2. The ending (The Substance, Coralie Fargeat)

Everyone was talking about The Substance this year, a body horror directed by Coralie Fargeat about the terror of female beauty standards and patriarchy. With Hollywood star Demi Moore baring all as the ageing celebrity Elisabeth Sparkle – no longer wanted to promote a fitness programme – the film quickly caused controversy due to its heavy use of full frontal nudity and intense gore. In one intense sequence, we even witness a nude Margaret Qualley emerging from a bloody gash in Elisabeth’s back.

The movie didn’t hold back in showing the most gruesome elements of Elisabeth’s desire to become younger and more desirable, resulting in her transformation into a horrendous monster, with skin peeling off and bones breaking. However, the ending sequence, in which she becomes Monstro Elisasue and stands in front of a horrified audience, is unforgettable.

Her face manages to slide off the rest of her body and travel to her Hollywood Walk of Fame star before exploding into goo, leaving us feeling a little sick to our stomach. It’s one of the more memorable endings in cinema this year and certainly one of the more controversial.

1. A terrible depiction of domestic abuse (It Ends With Us, Justin Baldoni)

Social media was awash with videos of Blake Lively promoting her haircare line and being rude to journalists during the promotion of It Ends With Us – a movie about domestic abuse – which had internet users quick to criticise her.

Considering that the Colleen Hoover-penned book that the film is based on has stirred up plenty of controversy for being badly written, there weren’t high hopes for the end result.
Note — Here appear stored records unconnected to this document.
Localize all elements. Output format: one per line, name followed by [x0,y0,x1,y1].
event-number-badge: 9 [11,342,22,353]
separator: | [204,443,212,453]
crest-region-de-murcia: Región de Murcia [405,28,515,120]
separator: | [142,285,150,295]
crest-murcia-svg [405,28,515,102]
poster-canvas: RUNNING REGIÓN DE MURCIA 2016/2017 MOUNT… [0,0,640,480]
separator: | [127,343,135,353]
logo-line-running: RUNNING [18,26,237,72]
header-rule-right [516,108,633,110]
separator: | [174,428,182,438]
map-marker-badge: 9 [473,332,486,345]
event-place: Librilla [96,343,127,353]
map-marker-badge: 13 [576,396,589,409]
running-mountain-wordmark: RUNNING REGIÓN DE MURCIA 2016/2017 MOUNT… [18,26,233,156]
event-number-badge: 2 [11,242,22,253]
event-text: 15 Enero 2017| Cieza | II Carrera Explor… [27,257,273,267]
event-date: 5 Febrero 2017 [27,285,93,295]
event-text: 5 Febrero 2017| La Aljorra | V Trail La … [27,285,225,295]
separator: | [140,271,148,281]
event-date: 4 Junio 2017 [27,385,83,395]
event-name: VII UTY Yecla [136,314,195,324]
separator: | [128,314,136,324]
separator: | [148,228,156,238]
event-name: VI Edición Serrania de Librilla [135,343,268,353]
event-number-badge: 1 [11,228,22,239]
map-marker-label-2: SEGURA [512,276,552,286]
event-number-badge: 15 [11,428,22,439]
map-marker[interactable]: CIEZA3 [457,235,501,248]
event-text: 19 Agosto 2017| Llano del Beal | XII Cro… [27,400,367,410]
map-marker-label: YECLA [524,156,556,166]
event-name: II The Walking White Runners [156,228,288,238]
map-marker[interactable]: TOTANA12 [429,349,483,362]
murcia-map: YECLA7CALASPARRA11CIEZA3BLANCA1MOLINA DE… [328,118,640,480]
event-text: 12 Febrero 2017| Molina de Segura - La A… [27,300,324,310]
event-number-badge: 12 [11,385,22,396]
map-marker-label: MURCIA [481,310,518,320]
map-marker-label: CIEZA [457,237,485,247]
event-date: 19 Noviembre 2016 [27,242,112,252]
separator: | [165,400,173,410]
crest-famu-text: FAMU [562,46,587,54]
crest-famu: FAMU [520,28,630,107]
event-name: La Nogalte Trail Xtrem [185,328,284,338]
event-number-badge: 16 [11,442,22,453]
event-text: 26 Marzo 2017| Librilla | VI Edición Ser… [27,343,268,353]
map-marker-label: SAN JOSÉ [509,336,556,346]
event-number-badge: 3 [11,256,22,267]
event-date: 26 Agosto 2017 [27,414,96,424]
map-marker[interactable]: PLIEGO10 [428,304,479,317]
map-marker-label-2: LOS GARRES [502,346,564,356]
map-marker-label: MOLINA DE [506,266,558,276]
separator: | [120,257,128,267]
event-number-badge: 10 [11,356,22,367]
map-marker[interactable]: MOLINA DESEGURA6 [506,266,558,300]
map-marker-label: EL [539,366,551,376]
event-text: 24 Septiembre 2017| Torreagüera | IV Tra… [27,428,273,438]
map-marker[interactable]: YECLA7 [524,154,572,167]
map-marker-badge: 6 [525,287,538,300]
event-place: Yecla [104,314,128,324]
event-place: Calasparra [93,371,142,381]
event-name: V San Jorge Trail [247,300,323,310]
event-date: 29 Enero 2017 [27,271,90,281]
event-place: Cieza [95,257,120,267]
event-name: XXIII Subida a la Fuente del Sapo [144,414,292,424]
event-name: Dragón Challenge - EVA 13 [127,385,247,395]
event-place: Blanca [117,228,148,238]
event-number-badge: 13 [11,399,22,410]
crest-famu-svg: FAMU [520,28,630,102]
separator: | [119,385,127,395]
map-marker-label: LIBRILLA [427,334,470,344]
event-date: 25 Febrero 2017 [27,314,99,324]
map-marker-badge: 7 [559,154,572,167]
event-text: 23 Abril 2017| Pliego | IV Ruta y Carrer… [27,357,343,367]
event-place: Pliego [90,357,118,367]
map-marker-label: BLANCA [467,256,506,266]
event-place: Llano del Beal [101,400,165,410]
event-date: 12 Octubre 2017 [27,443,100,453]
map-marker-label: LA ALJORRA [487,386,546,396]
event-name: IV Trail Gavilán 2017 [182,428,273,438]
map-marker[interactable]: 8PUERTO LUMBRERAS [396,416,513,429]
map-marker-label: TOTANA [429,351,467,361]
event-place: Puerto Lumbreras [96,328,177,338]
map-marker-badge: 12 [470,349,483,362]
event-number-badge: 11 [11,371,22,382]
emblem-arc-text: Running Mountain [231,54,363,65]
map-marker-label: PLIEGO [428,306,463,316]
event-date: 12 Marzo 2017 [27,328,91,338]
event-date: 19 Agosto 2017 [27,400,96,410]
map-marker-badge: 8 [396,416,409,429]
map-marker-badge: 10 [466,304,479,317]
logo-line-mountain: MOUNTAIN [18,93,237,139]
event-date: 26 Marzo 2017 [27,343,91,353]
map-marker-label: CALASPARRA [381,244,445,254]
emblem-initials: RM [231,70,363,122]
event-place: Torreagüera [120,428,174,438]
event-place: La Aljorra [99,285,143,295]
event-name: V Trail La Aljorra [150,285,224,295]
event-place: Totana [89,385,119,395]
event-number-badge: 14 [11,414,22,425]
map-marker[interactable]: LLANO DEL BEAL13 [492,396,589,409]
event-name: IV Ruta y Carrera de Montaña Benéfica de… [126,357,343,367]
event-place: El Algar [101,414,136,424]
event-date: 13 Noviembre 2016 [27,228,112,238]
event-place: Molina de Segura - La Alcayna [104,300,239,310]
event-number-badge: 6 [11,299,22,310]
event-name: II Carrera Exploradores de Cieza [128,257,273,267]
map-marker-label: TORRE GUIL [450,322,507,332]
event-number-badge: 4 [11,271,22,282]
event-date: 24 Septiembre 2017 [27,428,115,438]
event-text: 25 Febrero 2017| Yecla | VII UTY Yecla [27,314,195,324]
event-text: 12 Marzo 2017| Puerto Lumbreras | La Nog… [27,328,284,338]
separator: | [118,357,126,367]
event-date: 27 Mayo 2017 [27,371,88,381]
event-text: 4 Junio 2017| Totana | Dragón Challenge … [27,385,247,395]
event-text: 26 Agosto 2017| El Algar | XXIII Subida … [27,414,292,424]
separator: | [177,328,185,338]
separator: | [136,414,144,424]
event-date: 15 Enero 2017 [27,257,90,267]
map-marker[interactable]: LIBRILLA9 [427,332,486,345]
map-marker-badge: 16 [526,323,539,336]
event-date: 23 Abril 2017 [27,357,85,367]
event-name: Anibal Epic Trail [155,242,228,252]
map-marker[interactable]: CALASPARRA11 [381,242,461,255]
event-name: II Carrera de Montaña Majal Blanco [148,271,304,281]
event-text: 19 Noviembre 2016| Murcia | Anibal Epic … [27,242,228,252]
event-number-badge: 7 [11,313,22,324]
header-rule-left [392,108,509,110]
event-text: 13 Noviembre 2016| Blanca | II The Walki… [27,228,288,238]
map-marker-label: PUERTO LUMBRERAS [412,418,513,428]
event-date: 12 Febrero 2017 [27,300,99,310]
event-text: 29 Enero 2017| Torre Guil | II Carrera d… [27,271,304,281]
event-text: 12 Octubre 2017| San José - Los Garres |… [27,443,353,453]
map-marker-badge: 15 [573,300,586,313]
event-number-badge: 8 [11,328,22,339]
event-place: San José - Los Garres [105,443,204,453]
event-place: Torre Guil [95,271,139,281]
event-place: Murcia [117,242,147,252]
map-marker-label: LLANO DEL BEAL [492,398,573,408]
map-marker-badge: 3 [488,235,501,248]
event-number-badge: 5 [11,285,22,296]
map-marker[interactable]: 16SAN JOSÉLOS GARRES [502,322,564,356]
Unfortunately, the movie failed to advertise itself accurately as a movie about abuse, shocking many viewers. With poor performances and what many people believed to be a romanticisation of the issues at hand, the whole film was a mess.

Cliched and poorly scripted, it certainly isn’t one of the most memorable of the year in terms of its cinematic qualities. Instead, It Ends With Us garnered controversy for all the wrong reasons, with tone-deaf marketing, a major feud between Lively and director/star Justin Baldoni, and a glossy, artificial approach to a complex theme that required much more attention.